Early Summer Risotto with New Garden Vegetable & Herbs
This Early Summer Risotto features arborio rice cooked slowly in vegetable stock with fresh garden vegetables like yellow squash, baby carrots, and peas, enhanced with butter, olive oil, and fresh herbs such as basil and thyme. The risotto develops a creamy texture and delicate flavors, finished with freshly grated Parmesan cheese. It highlights seasonal vegetables and herb aromas, suitable as a light main or side dish during summer months.
Ingredients
- 4 cups vegetable stock
- 2 yellow squash or 4 baby ones, small
- 4-6 carrot scrubbed, baby
- 1/2 cup peas shelled, new
- 3 Tablespoons butter divided, salted
- 1 tablespoon extra virgin olive oil
- 3/4 cup onion I like to use red, diced
- 1 cup arborio rice
- 1/4 cup white wine or vermouth, dry
- 1 cup Parmesan Cheese freshly grated
- salt to taste
- 1/4 teaspoon ground white pepper black works too, freshly ground
- 2 Tablespoons basil chopped, fresh
- 1 teaspoon thyme fresh leaves
Instructions
- Pour stock into a medium pot and set over high heat. Bring to a boil, then lower heat and keep warm.
- Thinly slice zucchini and carrots on a mandoline or with a sharp knife. Set aside together with the peas.
- In a large heavy bottomed pot, melt 1 Tablespoon of butter with the oil. When butter is bubbling, add onion and stir to combine. Sauté onions for about 5 minutes until soft and translucent.
- Add rice all at once and stir thoroughly. You want rice to be completely coated in butter and give each grain a chance to be toasted. This takes about one minute.
- Add white wine and stir well. Be careful, as it will steam viciously. Cook for another minute or two until most of the liquid evaporates.
- Add several ladlefuls of hot stock to the rice. Stir well. Keep heat on medium and continue adding stock slowly and stirring thoroughly. Cook for 15 minutes, stirring often. You may need more liquid, in which case, just add more hot water.
- When the rice grains are tender, but still with a slight bite to them, add the prepared vegetables. Stir gently to combine. Cook for 4 minutes.
- Tip in the Parmesan, pepper and remaining 2 Tablespoons of butter. Stir to combine, but do NOT over stir, as risotto will become gummy instead of creamy. Taste the risotto and add salt as needed.
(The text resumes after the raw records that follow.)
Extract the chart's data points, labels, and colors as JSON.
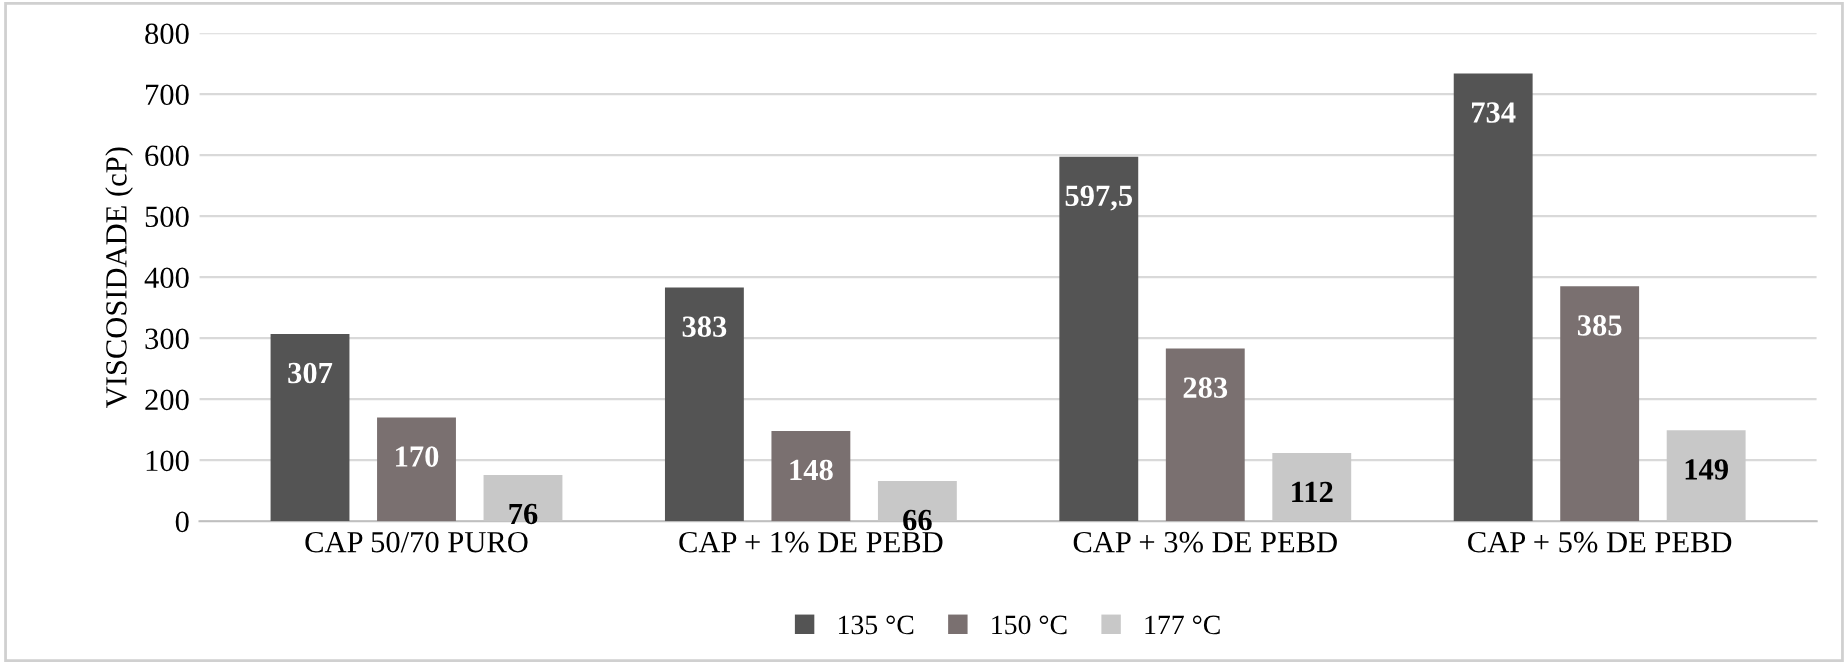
{
  "chart_data": {
    "type": "bar",
    "ylabel": "VISCOSIDADE (cP)",
    "categories": [
      "CAP 50/70 PURO",
      "CAP + 1% DE PEBD",
      "CAP + 3% DE PEBD",
      "CAP + 5% DE PEBD"
    ],
    "series": [
      {
        "name": "135 °C",
        "color": "#545454",
        "values": [
          307,
          383,
          597.5,
          734
        ],
        "value_labels": [
          "307",
          "383",
          "597,5",
          "734"
        ]
      },
      {
        "name": "150 °C",
        "color": "#7a7070",
        "values": [
          170,
          148,
          283,
          385
        ],
        "value_labels": [
          "170",
          "148",
          "283",
          "385"
        ]
      },
      {
        "name": "177 °C",
        "color": "#c8c8c8",
        "values": [
          76,
          66,
          112,
          149
        ],
        "value_labels": [
          "76",
          "66",
          "112",
          "149"
        ]
      }
    ],
    "ylim": [
      0,
      800
    ],
    "yticks": [
      0,
      100,
      200,
      300,
      400,
      500,
      600,
      700,
      800
    ],
    "grid": "y",
    "legend": "bottom"
  }
}
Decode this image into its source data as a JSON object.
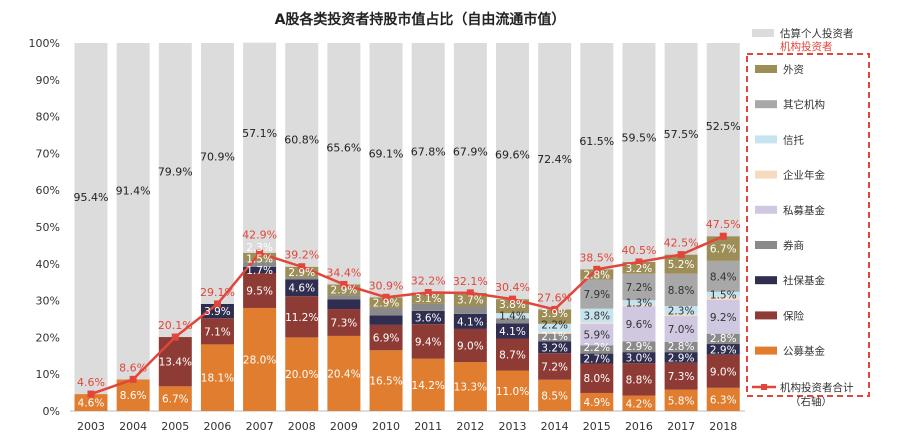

- Lastly, fold in the fresh herbs. Transfer the risotto to a serving bowl, if using, and top with remaining Parmesan and a few additional herbs. Serve with a spoon and enjoy.
Nutrition Information
Nutrition Facts
Serving: 4 people
Amount Per Serving
Calories 463
% Daily Value*
| Calories | 463kcal | 23% |
| Carbohydrates | 53g | 18% |
| Protein | 15g | 30% |
| Fat | 19g | 29% |
| Saturated Fat | 10g | 50% |
| Cholesterol | 44mg | 15% |
| Sodium | 1410mg | 59% |
| Potassium | 448mg | 10% |
| Fiber | 4g | 16% |
| Sugar | 7g | 14% |
| Vitamin A | 2770IU | 55% |
| Vitamin C | 27.2mg | 30% |
| Calcium | 309mg | 31% |
| Iron | 3.2mg | 18% |
* Percent Daily Values are based on a 2,000 calorie diet.